La Cour suprême des États-Unis attesta la validité de la loi de 1793 dans l'affaire Prigg v. Pennsylvania, 41 U.S. 539 (1842). La Cour rejeta l'argument avancé par la Pennsylvanie selon lequel le Congrès ne disposait pas du pouvoir constitutionnel d'adopter cette loi, retenant que cette loi étaient autorisée par la clause de la Constitution relative aux esclaves fugitifs (article IV, section 2). La Cour est arrivée à la conclusion que la personal liberty law de la Pennsylvanie était inconstitutionnelle parce qu'elle entrait en conflit avec cette clause[30]. La Cour a par conséquent rejeté la tentative de la Pennsylvanie de nullifier le Fugitive Slave Act. Toutefois, la Cour Suprême a indiqué implicitement que les États pourraient avoir la possibilité d'adopter des lois pour refuser l'assistance de leur agents dans la mise en application de la loi, laissant alors ce soin aux agents fédéraux[31],[32].

La Cour suprême eut une nouvelle fois à traiter d'un cas de nullification par un État du nord des lois sur les esclaves fugitifs dans l'affaire Ableman v. Booth, 62 U.S. 506 (1859). Les juridictions du Wisconsin avaient jugé inconstitutionnel le Fugitive Slave Act de 1850 et ordonné la libération d'un prisonnier qui était poursuivi pour violation de cette loi devant une cour fédérale de district. Le juge du Wisconsin déclara que la Cour suprême n'étaient pas investie de l'autorité nécessaire pour réexaminer sa décision. La législature d’État du Wisconsin adopta une résolution déclarant que la Cour suprême n'était pas compétente pour examiner la décision de la juridiction du Wisconsin. Reprenant les termes de la Résolution du Kentucky de 1798, la résolution du Wisconsin affirma que l'examen de cette affaire par la Cour suprême était entaché de nullité[33].

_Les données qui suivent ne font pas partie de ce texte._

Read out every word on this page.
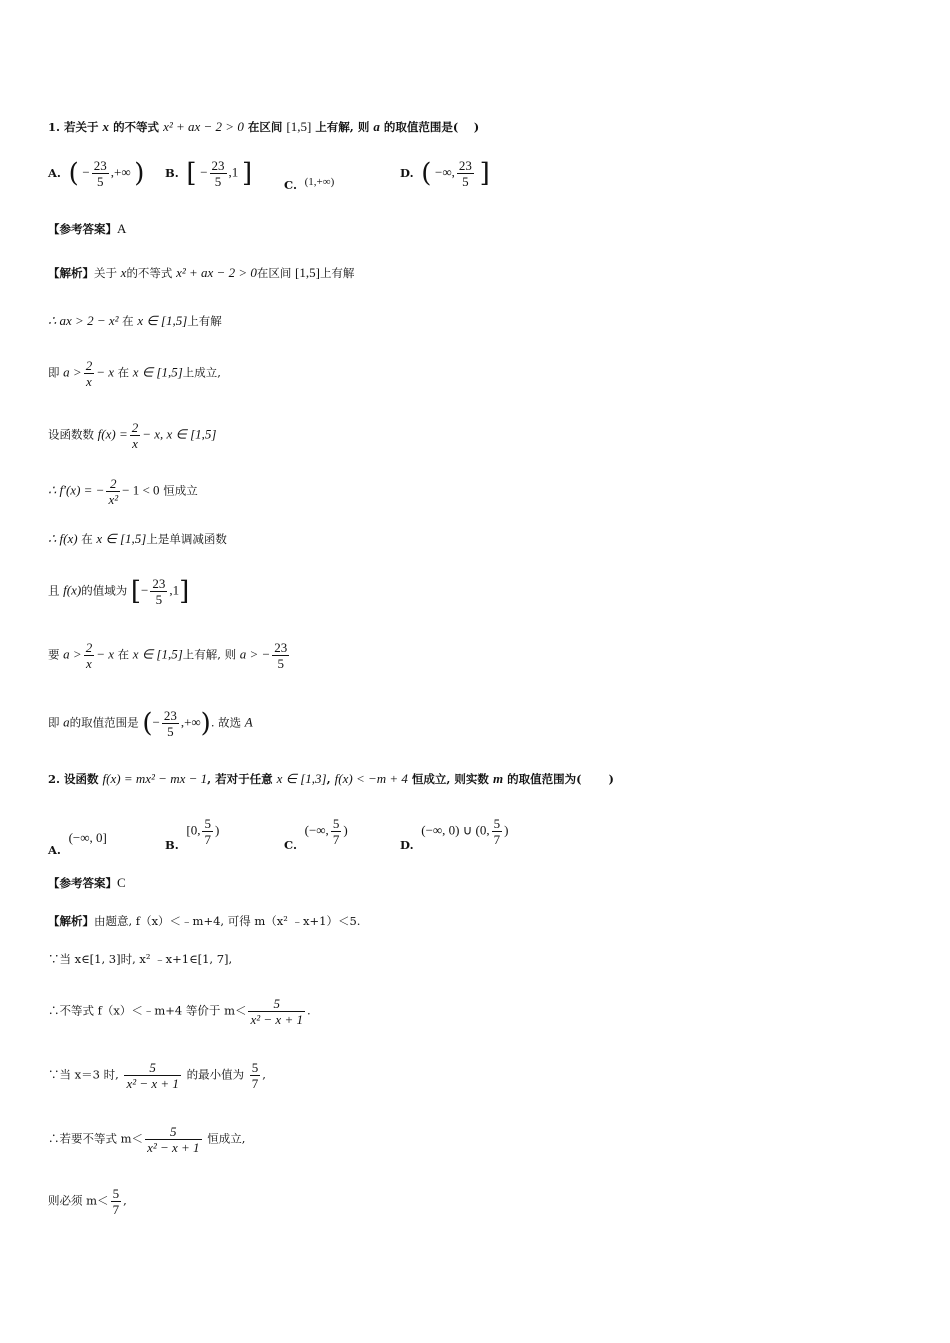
1. 若关于 x 的不等式 x² + ax − 2 > 0 在区间 [1,5] 上有解, 则 a 的取值范围是(　 )
A. ( − $\frac{23}{5}$ ,+∞ ) B. [ − $\frac{23}{5} ,1$ ]	C. (1,+∞)
D. ( −∞, $\frac{23}{5}$ ]
【参考答案】A
【解析】关于 x的不等式 x² + ax − 2 > 0在区间 [1,5]上有解
∴ ax > 2 − x² 在 x ∈ [1,5]上有解
即 $a > \frac{2}{x} - x$ 在 x ∈ [1,5]上成立,
设函数数 $f(x) = \frac{2}{x} - x$, x ∈ [1,5]
∴ f′(x) = − $\frac{2}{\text{x²}} - 1 < 0$ 恒成立
∴ f(x) 在 x ∈ [1,5]上是单调减函数
且 f(x)的值域为 [− $\frac{23}{5} ,1$]
要 $a > \frac{2}{x} - x$ 在 x ∈ [1,5]上有解, 则 a > − $\frac{23}{5}$
即 a的取值范围是 (− $\frac{23}{5}$ ,+∞). 故选 A
2. 设函数 f(x) = mx² − mx − 1, 若对于任意 x ∈ [1,3], f(x) < −m + 4 恒成立, 则实数 m 的取值范围为(　　 )
A. (−∞, 0]	B. [0, $\frac{5}{7}$ )
C. (−∞, $\frac{5}{7}$ )
D. (−∞, 0) ∪ (0, $\frac{5}{7}$ )
【参考答案】C
【解析】由题意, f（x）＜﹣m+4, 可得 m（x² ﹣x+1）＜5.
∵当 x∈[1, 3]时, x² ﹣x+1∈[1, 7],
∴不等式 f（x）＜﹣m+4 等价于 $m< \frac{5}{\text{x² − x + 1}}$ .
∵当 x＝3 时, $\frac{5}{\text{x² − x + 1}}$ 的最小值为 $\frac{5}{7}$ ,
∴若要不等式 $m< \frac{5}{\text{x² − x + 1}}$ 恒成立,
则必须 $m< \frac{5}{7}$ ,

La Cour suprême estima que le Wisconsin n'avait pas le pouvoir de nullifier la loi fédérale or d'empêcher les agents fédéraux de faire appliquer le Fugitive Slave Act. Elle estima qu'en adoptant la clause de suprématie, le peuple des États-Unis avait rendu la loi fédérale supérieure à la loi des États et prévu que dans l'hypothèse d'un conflit, la loi fédérale primerait. De plus, la cour jugea que le peuple avait délégué le pouvoir judiciaire – y compris l'autorité de dernière instance – aux cours fédérales concernant les affaires relevant de la Constitution ou de la loi fédérale[34]. Par conséquent, le peuple avait donné aux cours fédérales l'autorité finale pour déterminer la constitutionnalité des lois fédérales et pour déterminer la frontière entre les pouvoirs fédéraux et ceux des États[35]. En conséquence, la Cour a conclu que la Wisconsin n'avait pas le pouvoir de nullifier une loi fédérale qui avait été validée par les tribunaux fédéraux ni d'interférer avec la mise en exécution de cette loi par les autorités fédérales.

L'arrêt Ableman v. Booth constitua l'examen le plus approfondi jusque-là de la théorie de la nullification par la Cour suprême. Comme les décisions qui l'avaient précédé, l'arrêt Ableman retint que la loi fédérale était supérieure à la loi de l’État et qu'en vertu de la Constitution, le pouvoir final de détermination de la constitutionnalité des lois fédérales appartient aux juridictions fédérales et non aux États. La Cour estima que la Constitution donnait à la Cour suprême l'autorité finale pour déterminer l'étendue et les limites du pouvoir fédéral.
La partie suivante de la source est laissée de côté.